October 29, 1963.
Appeal from the Circuit Court for Dade County, Pat Cannon, J.
Shutts, Bowen, Simmons, Prevatt Boureau, Miami, for appellant.
Comer R. Hall, Miami, for appellees.
Before BARKDULL, C.J., and HORTON and HENDRY, JJ.
The appellant instituted a declaratory action seeking relief in connection with a lease dated January 25, 1946, for an original term of five years and three renewals thereof. The tenant contended in the trial court that the last renewal was effective for only a period of 2 years, because the provision relative to the rental was not fixed.
Following both parties moving for a summary decree and the court examining the original lease agreement and the subsequent correspondence relative to renewals thereof, it found that the lease (by its renewal) was for a period of five years with a fixed rental of at least $875.00 per month, the rental agreed to be paid the first 2 years. The tenant contended that because the rent could be re-negotiated at the expiration of the first two-year period that there was, in fact, renewal only for this term. See: 32 Am.Jur., Landlord Tenant, 806.
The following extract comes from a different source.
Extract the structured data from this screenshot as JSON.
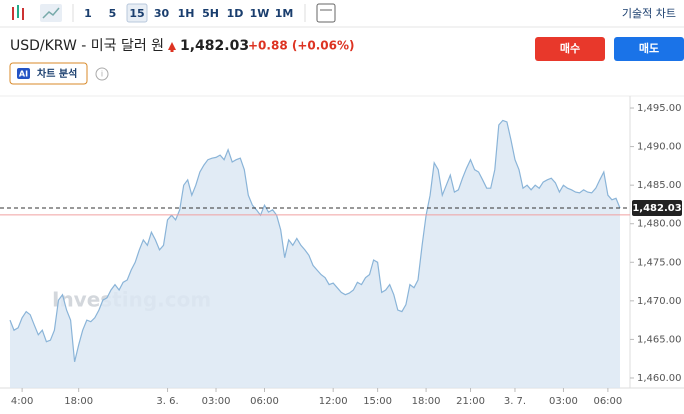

If this was the original renewal of the basic lease and the parties had not exhibited a course of conduct to the contrary over the past 12 years, it would appear that the principle of law enunciated by the appellant is applicable. However, it appears that the intention of the parties, as evidenced by their conduct and the several documents, was that the renewal was for a fixed term each five-year period at a minimum rental for the first two years which, because of an increase in taxes, inflation, cost of living, etc., would permit the landlord to raise the rental for the last three years of each five-year term upon negotiations. Apparently, advantage was taken of this during some of the previous renewal periods, but no attempt was made by the landlord to increase the rental for the last three years for the final five-year term beyond that fixed initially. Therefore, the chancellor was correct in his decree, here under review, and same is hereby affirmed.